Travails of the trailblazers

December 17, 1999

How does a once-pioneering

university recover from a decade of lethargy? Harvey J. Kaye explains

The University of Wisconsin-Green Bay has resolved to find out whether a once-pioneering and dynamic public university can overcome a decade of institutional drift and lethargy.

On the eve of the new century, we have committed ourselves to redeeming our innovative tradition, not by nostalgically trying to restore the past, or foolishly jumping on the distance-education bandwagon, but by crafting fresh education challenges.

To do so, however, we must not only mobilise ourselves, but also persuade the university's board of regents to increase our campus budget by more than $3 million.

Ever since its establishment in 1965, UW-Green Bay has offered an alternative to the standard undergraduate education. The founders organised academic departments along interdisciplinary, problem-focused lines and dedicated the campus to environmental questions. Though we now limit environmental affairs to selected programmes, we have maintained our interdisciplinary structure and commitment to providing an alternative learning experience. Doing so, however, has not been easy.

It is unclear how exactly things went wrong - did we hire the wrong leaders or did the regents impose them? In any case, we found ourselves in the late 1980s with a chancellor whose priorities seemed to have little to do with maintaining the mission and guaranteeing academic excellence.

Without increasing faculty numbers, the administration raised student numbers from 3,000 to 4,500 and imposed a bizarre budget model that rewarded departments by how many students they processed (remember "cost centres"?).

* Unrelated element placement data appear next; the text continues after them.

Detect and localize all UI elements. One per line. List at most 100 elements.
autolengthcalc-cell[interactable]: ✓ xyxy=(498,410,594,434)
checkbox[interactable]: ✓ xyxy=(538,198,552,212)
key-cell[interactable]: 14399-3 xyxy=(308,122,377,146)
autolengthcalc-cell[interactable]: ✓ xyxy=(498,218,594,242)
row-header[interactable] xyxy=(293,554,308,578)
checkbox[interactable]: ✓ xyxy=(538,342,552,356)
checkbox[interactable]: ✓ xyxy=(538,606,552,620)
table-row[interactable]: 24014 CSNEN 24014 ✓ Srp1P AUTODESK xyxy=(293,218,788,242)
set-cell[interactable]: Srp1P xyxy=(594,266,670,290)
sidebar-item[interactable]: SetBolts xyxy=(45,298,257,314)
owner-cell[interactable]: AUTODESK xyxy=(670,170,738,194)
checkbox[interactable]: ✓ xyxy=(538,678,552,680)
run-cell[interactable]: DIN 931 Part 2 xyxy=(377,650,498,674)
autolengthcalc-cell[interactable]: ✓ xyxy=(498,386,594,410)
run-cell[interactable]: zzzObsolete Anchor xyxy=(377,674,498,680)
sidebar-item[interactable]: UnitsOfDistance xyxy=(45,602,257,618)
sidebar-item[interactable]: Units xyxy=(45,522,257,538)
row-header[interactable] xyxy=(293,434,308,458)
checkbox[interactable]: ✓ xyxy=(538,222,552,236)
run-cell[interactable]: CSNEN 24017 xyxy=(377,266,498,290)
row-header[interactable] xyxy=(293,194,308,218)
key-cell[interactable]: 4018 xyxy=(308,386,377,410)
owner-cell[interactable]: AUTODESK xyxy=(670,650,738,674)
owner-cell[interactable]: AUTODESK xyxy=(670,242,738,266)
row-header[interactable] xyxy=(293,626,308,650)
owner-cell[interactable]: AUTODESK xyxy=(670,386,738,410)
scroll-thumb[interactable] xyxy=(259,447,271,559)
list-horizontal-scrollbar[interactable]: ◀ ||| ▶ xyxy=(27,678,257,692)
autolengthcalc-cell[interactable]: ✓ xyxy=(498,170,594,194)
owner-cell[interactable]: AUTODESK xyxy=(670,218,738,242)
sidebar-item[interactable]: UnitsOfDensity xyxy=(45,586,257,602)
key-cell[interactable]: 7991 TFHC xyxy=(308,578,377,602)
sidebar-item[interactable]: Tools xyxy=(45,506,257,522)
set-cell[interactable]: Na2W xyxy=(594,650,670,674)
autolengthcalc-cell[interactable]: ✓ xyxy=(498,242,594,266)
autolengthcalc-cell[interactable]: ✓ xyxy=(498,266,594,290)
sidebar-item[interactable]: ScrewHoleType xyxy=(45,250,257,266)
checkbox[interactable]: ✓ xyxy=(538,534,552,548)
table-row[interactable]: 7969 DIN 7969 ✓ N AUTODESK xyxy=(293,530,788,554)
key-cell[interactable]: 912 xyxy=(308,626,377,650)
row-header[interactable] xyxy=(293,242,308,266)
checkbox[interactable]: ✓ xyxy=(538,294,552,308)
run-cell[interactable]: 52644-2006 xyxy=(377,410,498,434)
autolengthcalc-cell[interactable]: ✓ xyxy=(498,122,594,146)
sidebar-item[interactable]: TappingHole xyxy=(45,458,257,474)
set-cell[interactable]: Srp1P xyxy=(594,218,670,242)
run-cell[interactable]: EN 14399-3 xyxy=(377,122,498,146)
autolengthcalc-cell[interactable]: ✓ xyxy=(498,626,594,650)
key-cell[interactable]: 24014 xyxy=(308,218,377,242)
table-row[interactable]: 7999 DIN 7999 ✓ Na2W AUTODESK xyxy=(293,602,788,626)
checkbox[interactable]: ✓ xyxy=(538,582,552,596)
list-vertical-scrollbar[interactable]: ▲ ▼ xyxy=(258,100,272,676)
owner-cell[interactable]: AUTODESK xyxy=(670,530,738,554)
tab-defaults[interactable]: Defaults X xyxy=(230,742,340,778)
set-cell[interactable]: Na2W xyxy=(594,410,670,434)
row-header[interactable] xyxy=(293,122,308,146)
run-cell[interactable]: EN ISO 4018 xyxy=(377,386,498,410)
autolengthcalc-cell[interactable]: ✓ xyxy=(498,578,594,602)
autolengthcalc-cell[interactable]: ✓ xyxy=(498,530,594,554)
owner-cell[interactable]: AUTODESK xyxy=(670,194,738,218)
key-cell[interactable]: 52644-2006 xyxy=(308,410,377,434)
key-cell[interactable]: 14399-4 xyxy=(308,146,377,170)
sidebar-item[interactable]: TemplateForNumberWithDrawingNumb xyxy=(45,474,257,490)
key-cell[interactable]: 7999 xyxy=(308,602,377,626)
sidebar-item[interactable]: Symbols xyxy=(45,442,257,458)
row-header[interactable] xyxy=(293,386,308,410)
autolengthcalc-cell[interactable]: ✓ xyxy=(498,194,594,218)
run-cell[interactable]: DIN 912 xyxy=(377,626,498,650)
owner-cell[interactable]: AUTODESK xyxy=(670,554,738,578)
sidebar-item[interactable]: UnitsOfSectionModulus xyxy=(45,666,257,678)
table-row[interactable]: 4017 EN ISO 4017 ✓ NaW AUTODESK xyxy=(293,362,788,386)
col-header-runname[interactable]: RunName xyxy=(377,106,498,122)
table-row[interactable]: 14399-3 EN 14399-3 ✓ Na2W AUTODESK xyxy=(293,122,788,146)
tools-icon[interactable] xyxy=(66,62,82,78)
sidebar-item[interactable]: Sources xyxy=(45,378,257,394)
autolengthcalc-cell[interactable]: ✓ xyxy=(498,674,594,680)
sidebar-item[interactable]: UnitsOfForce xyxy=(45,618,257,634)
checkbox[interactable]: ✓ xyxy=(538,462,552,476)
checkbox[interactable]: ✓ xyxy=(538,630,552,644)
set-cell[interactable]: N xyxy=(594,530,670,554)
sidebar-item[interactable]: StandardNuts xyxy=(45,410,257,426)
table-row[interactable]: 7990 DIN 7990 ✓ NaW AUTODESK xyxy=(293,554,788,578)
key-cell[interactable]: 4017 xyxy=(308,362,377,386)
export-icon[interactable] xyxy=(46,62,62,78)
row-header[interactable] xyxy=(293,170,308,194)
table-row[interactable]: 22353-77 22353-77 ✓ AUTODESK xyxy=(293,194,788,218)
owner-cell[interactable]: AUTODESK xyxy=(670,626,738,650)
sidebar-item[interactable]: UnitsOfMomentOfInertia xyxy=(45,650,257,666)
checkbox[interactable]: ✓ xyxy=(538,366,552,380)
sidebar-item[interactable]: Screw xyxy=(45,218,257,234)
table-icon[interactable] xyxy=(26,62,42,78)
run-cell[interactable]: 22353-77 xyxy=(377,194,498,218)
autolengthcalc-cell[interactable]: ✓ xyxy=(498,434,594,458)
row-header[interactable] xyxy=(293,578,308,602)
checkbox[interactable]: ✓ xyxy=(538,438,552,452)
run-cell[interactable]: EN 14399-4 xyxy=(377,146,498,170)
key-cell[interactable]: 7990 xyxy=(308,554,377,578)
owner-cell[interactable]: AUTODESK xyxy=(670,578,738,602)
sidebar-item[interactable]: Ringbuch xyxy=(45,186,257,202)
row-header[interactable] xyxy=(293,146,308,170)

No one had time for imagination and innovation (indeed, we had to abandon certain distinctive programmes) and it became all the more difficult to pursue scholarship.

After several years, and retirements, we finally had the chance to recruit a new administrative team in the mid-1990s. Though the new chancellor, Mark Perkins, made no claim to possess an academic vision for the university, he brought with him a lot of spirit and energy. He set about addressing campus infrastructural needs and raising monies. But academic life continued to languish and, with excessive workloads and over-sized classes, faculty morale declined further.

Finally, in November 1998, I stood in the faculty senate and, following the chancellor's traditional monthly remarks, delivered what the minutes referred to as the "Kaye Challenge". Acknowledging Perkins's achievements, I urged him to secure the resources we needed to reverse the university's decline.

Though it did not seem so at first, chancellor Perkins "got it". In April 1999, he issued a challenge to the faculty executive committee. He said that he believed we might have the opportunity to secure a dramatic increase in our academic budget starting in the 2001-03 biennium. But to do so would require strong faculty, staff and student support and an educational vision or idea compelling enough to fire the regents' and community members' imaginations. Moreover, given the system's budget-building schedule, we would have to formulate our idea by summer's end.

There were those who opposed doing anything, either because experience had made them cynical or because a few months seemed inadequate to work up a vision capable of garnering campus-wide endorsement, or because they just did not grasp why we needed new ideas. Nonetheless, a few of us succeeded in pushing for the creation of "Task Force on the Compelling Idea". Led by vice chancellor Howard Cohen, the task force laboured hard - fantasising, arguing, negotiating, compromising and writing. We issued our report on time and we felt good about it.

We reaffirmed the university's mission and commitments. We declared that we aspired to prepare students to become "smart, articulate and engaged citizens and professional practitioners". We proposed initiatives in student development (including first-year seminars, mentoring and portfolio preparation), engaged learning (by way of professional internships and "learning through teaching") and citizenship (through community service, education and research). We offered original ideas and highlighted various departments' existing practices as endeavours worth pursuing across the campus.

Resistance came especially from senior faculty and seemed to have more to do with cynicism and fear than with the worth of the report's particulars.

There were moments when I truly expected the respective governance bodies to reject the entire package. Yet, to my astonishment, the student senate not only endorsed it, but also agreed to a possible $300 tuition increase. The faculty senate voted 17-6 in favour. Having pursued the project for so many months and prepared myself for defeat, I felt giddy at the outcome.

Of course, the real struggle starts now. We have no assurances. The chancellor will have to campaign strenuously to secure us the necessary outside support and funding. The faculty will have to figure out how to turn grand ideas into real learning experiences - and start doing so before we see any dollars coming our way.

If the regents reject our (totally unprecedented) request, the whole effort collapses. Still, most of us believe it is worth taking the risk. If the regents come through, we now stand a good chance not only to reinvigorate academic life at UW-Green Bay, but also once again to serve as pioneers in United States higher education.

Harvey J. Kaye is Ben and Joyce Rosenberg professor of social change and development at the University of Wisconsin-Green Bay.